Donald Trump had his annual medical examination on Friday, a check-up that may give the public its first details in years about the health of a man who, in January, became the oldest in US history to be sworn in as president.
“I have never felt better, but nevertheless, these things must be done!” the 78-year-old posted on his social media site ahead of the examination, which was conducted at Walter Reed national military medical center in Bethesda, Maryland.
How long the exam took wasn’t immediately clear. All told, however, he spent more than five hours at the center before heading to Air Force One and flying to Florida for the weekend.
Despite long questioning predecessor Joe Biden’s physical and mental capacity, Trump has routinely kept basic facts about his own health shrouded in secrecy – shying away from traditional presidential transparency on medical issues.
If history is any indication, his latest physical is likely to produce a flattering report that’s scarce on details. White House press secretary Karoline Leavitt promised a “readout from the White House physician” that would be released “as soon as we possibly can” and suggested it would be comprehensive.
“I can confirm the president is in very good shape,” Leavitt said. She noted that the physical didn’t require Trump being placed under anaesthesia.
A White House doctor in 2018, when Trump was serving his first term, said the president was in overall excellent health but needed to shed weight and start a daily exercise routine.

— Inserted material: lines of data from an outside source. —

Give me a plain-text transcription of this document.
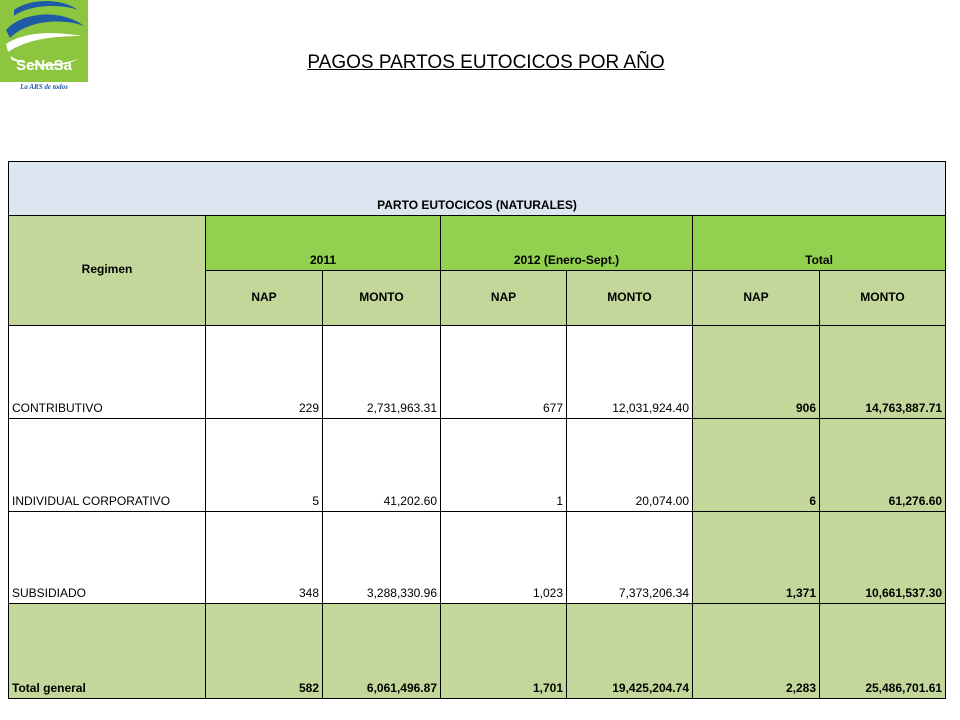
SeNaSa
La ARS de todos
PAGOS PARTOS EUTOCICOS POR AÑO
PARTO EUTOCICOS (NATURALES)						
Regimen	2011		2012 (Enero-Sept.)		Total	
	NAP	MONTO	NAP	MONTO	NAP	MONTO
CONTRIBUTIVO	229	2,731,963.31	677	12,031,924.40	906	14,763,887.71
INDIVIDUAL CORPORATIVO	5	41,202.60	1	20,074.00	6	61,276.60
SUBSIDIADO	348	3,288,330.96	1,023	7,373,206.34	1,371	10,661,537.30
Total general	582	6,061,496.87	1,701	19,425,204.74	2,283	25,486,701.61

The finished medical report would be the first public information on Trump’s health since an assassination attempt against him in Butler, Pennsylvania, in July.

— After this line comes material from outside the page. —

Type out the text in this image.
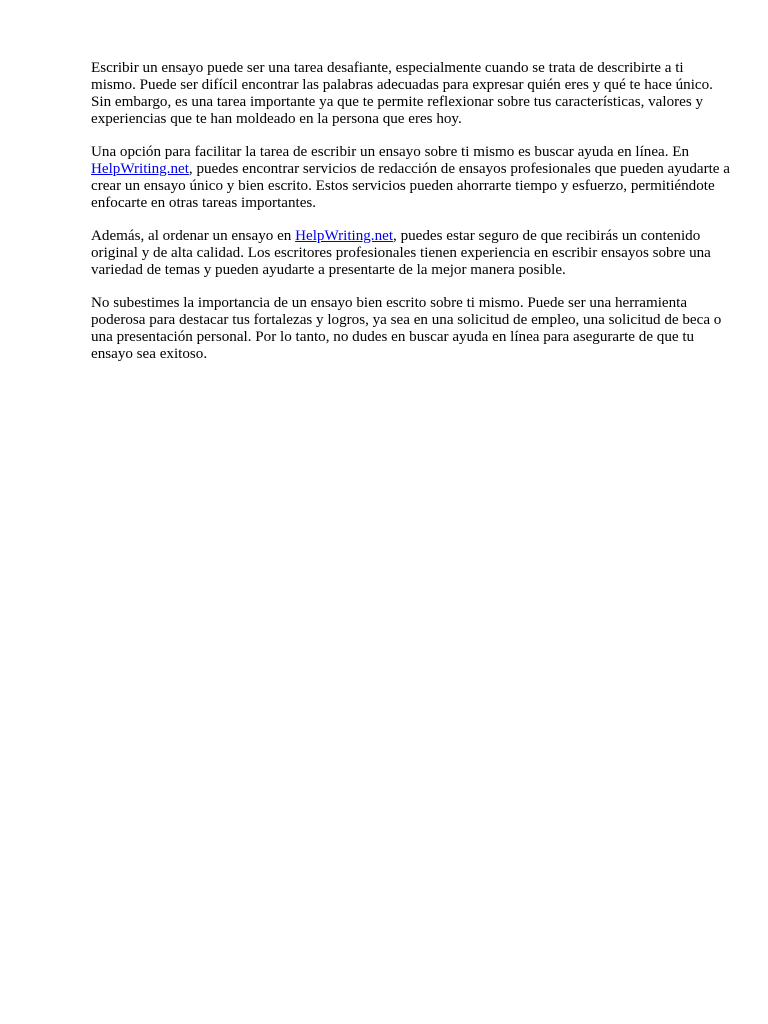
Escribir un ensayo puede ser una tarea desafiante, especialmente cuando se trata de describirte a ti mismo. Puede ser difícil encontrar las palabras adecuadas para expresar quién eres y qué te hace único. Sin embargo, es una tarea importante ya que te permite reflexionar sobre tus características, valores y experiencias que te han moldeado en la persona que eres hoy.

Una opción para facilitar la tarea de escribir un ensayo sobre ti mismo es buscar ayuda en línea. En HelpWriting.net, puedes encontrar servicios de redacción de ensayos profesionales que pueden ayudarte a crear un ensayo único y bien escrito. Estos servicios pueden ahorrarte tiempo y esfuerzo, permitiéndote enfocarte en otras tareas importantes.

Además, al ordenar un ensayo en HelpWriting.net, puedes estar seguro de que recibirás un contenido original y de alta calidad. Los escritores profesionales tienen experiencia en escribir ensayos sobre una variedad de temas y pueden ayudarte a presentarte de la mejor manera posible.

No subestimes la importancia de un ensayo bien escrito sobre ti mismo. Puede ser una herramienta poderosa para destacar tus fortalezas y logros, ya sea en una solicitud de empleo, una solicitud de beca o una presentación personal. Por lo tanto, no dudes en buscar ayuda en línea para asegurarte de que tu ensayo sea exitoso.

Rather than release medical records at that time, Texas representative Ronny Jackson – a staunch Trump supporter – wrote a memo describing a gunshot wound to Trump’s right ear.
In a subsequent interview with CBS in August last year, Trump said he’d “very gladly” release his medical records but never did.
Trump is three years younger than Biden. But on Inauguration Day of his second term in January, Trump was five months older than Biden was during his 2021 inauguration, making Trump the nation’s oldest president to be sworn into office.
Presidents have privacy rights protecting their medical records just like ordinary citizens, and that means they have leeway over what details are released. Modern annual physicals, though, have often played key roles in offering the public a sense of the commander-in-chief’s health – despite historic instances of concealing major medical issues, including President Woodrow Wilson’s debilitating stroke in 1919.
Trump has long opted for offering few substantive details about his health. Before Jackson’s memo, Americans hadn’t seen key details since November 2023, when Dr Bruce A Aronwald released a letter to coincide with Biden’s 81st birthday, saying Trump was in “excellent” physical and mental health.
The letter, posted on Trump’s social media platform, lacks the basics – such as the Republican’s weight, blood pressure and cholesterol levels, or the results of any test. Instead, Aronwlad wrote that he’d examined Trump and found his “physical exams were well within the normal range and his cognitive exams were exceptional”, while also noting that Trump had “reduced his weight”.
Arguably, Trump’s most famous past comments about his own health came during a television interview in July 2020, when he listed off “Person. Woman. Man. Camera. TV” while attempting to demonstrate his cognitive abilities.
Trump said that a collection of those five nouns, or ones like them, stated in order, demonstrated mental fitness and were part of a cognitive test he had aced.